The uncertainty is gone now. Reed was the Packers starting slot receiver throughout camp, a role he’ll carry into Week 1, back to his hometown. Playbook memorized, nothing is slowing him down. Reed was among new quarterback Jordan Love’s most frequent targets in camp. He caught a 19-yard touchdown from Love against the New England Patriots this preseason, running away from a defensive back downfield, the way he’s done at every level of football.
“The game’s not too big for him,” LaFleur says. “He came in with the right mindset. He’s a guy who likes to be challenged, and we continually challenge him on a daily basis. He’s, up to this point, answered all the challenges. He’s still got a lot to learn, but I like how he’s come along.”
There still is a long way to go, but the opening stage of this next chapter couldn’t have a more fitting backdrop. Reed will return to downtown Chicago, not far from the neighborhood where he grew up, the city where his mother still works.
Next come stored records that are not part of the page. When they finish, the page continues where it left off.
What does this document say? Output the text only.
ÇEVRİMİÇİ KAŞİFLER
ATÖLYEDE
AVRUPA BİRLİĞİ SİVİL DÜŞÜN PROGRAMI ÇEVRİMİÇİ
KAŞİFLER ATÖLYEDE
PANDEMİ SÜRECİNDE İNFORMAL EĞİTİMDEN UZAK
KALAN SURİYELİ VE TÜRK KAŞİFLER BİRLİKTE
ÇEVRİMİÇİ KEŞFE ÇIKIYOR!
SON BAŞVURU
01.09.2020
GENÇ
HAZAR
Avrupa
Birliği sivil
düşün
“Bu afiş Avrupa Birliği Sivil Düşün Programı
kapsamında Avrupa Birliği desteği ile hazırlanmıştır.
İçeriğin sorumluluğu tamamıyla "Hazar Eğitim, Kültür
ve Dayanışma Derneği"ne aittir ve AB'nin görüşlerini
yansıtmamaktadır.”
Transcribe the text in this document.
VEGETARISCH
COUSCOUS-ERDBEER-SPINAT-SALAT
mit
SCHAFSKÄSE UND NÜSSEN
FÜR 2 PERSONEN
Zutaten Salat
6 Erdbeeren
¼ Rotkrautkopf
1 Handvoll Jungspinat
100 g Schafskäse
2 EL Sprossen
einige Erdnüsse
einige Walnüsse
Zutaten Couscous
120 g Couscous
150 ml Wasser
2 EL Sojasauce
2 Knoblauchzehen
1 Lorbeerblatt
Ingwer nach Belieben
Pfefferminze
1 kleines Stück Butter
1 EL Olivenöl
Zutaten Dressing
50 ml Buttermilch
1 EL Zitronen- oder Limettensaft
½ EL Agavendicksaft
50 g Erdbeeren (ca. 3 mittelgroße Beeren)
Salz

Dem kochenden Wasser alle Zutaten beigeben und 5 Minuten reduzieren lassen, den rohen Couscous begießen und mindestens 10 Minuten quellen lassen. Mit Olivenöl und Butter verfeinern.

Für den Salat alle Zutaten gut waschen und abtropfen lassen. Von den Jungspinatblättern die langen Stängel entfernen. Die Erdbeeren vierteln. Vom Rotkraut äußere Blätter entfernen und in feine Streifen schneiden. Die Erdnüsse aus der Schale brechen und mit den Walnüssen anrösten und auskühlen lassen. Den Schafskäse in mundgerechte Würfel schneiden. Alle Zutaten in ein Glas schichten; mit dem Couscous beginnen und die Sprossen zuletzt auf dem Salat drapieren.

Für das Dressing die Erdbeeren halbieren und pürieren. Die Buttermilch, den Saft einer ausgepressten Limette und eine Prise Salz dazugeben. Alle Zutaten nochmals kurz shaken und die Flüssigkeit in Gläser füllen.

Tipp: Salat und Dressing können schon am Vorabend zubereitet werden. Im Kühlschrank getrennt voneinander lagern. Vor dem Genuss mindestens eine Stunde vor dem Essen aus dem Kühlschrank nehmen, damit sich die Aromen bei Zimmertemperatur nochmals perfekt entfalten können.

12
Kesha will be in the Soldier Field stands Sunday, no less in awe than that first Pop Warner game long ago.
Around her, fans will be ready for the first game of this 2023 season, wondering what the future might bring. Mom will consider the past, her son’s journey.
“Jayden always remembers where he comes from,” Kesha says. “I tell him, ‘You’re going to be the Packer that Bears fans hate to love.’”
They still love the city of Chicago. Sabian Reed’s legacy burns brightest here. Jayden Reed will run out of the tunnel Sunday for his first NFL game, still hearing his father’s voice. “Every time,” Reed says. “Walking out of the tunnel every time.” He’ll kneel on the field, sending a prayer before kickoff. On a piece of tape wrapped around his wrist, Reed will write four words: “Rest in peace, dad.” Biggest fan. Most honest critic.
Then he’ll play the game his father introduced to him years ago, his life still a testament to the sacrifices Dad made.